Abstract 20458: The Obesity Paradox: The Protective Effect of Obesity on Right Ventricular function using Echocardiographic Strain Imaging in patients With Pulmonary Hypertension

2016 
Introduction: A consistent, but puzzling clinical observation is that obesity confers an increased susceptibility to the development of cardiac disease, while at the same time affording protection against subsequent mortality (known as obesity paradox). Obesity is associated with RV dysfunction, but its effect on RV remodelling in patients with pulmonary hypertension (PHTN) has not been studied. Hypothesis: We evaluated the effect of obesity, and its interplay with diabetes, in patients with PHTN using RV echocardiographic strain imaging. Methods: 185 patients underwent echocardiographic imaging and pulmonary artery pressure was calculated using tricuspid jet velocity. RV longitudinal strain was performed from a focused RV apical 4-chamber view using speckle tracking software. Global and regional (mid wall) peak systolic RV longitudinal strain was then calculated. Results: Our sample (n=185, mean age 62+/-11yrs) consisted of 41.6% males. Patients with coronary artery disease, left sided heart failure, significant valvular disease, chronic obstructive pulmonary disease and history of pulmonary embolism were excluded. Global and Mid RV strain in patients with PHTN (n=84) was lower (-16.8+/-7 vs -18.9+/-6.3, P=0.0356 & -11.2+/-12.8 vs -18.9+/-9.2, P=0.0021 respectively) compared with patients without PHTN (n=101). Obese patients (BMI >30) without PHTN had lower Global and Mid RV strain (-17.2+/-6.2 vs -20.3+/-5.7, P=0.012 & -17.6+/-7.2 vs -21.9+/-7.3, P=0.004), even after excluding diabetic patients (-18.2+/-6.8 vs -22.1+/-8, P=0.032). Among patients with PHTN, obese patients had similar RV strain compared with non-obese patients (P=0.46).
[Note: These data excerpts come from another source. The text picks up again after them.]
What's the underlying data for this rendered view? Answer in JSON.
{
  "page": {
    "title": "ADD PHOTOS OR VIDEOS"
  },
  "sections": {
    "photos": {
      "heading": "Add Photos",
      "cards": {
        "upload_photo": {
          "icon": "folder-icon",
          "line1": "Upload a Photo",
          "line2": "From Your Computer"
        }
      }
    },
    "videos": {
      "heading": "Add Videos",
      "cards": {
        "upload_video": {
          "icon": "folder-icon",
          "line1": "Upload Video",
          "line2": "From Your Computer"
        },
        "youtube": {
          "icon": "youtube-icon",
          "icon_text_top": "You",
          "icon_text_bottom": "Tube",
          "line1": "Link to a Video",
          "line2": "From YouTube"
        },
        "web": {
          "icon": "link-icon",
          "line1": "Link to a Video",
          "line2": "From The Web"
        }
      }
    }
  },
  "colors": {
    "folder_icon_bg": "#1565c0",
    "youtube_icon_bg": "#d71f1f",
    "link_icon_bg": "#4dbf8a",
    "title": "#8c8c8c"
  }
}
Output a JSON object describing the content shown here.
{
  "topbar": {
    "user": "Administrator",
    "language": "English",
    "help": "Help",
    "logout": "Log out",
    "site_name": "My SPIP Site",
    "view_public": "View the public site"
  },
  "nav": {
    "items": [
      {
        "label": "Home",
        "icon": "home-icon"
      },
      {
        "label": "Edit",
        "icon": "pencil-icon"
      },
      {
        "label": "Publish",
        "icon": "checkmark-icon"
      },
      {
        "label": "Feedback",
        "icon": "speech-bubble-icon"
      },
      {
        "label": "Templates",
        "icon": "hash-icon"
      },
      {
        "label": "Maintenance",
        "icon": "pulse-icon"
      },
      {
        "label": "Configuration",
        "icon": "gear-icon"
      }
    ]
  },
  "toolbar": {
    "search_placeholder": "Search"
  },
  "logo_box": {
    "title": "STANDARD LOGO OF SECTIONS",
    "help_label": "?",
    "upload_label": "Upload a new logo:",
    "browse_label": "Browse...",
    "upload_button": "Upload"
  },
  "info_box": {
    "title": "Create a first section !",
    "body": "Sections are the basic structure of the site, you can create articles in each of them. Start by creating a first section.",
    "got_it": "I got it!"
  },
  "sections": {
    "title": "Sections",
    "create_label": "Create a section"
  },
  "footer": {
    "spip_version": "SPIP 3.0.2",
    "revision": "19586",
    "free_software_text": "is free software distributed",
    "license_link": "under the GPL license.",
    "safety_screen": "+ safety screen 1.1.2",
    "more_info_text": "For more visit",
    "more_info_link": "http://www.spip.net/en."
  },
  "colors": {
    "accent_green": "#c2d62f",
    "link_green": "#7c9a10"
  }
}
Interestingly, on excluding diabetic patients from PHTN group, non-diabetic obese patients with PHTN had higher Global and Mid RV strain (-21.7+/-5.7 vs -16.1+/-8, P=0.017 & -23.8+/-4.8 vs -17+/-9.4, P=0.009 respectively) compared to non-diabetic healthy patients; suggestive of protective effect of obesity on RV function in patients with PHTN. Conclusions: Obesity is associated with subclinical RV dysfunction as assessed by RV strain imaging, but paradoxically confers protective effect on RV function in patients with PHTN. Future studies should evaluate the clinical impact of this paradox.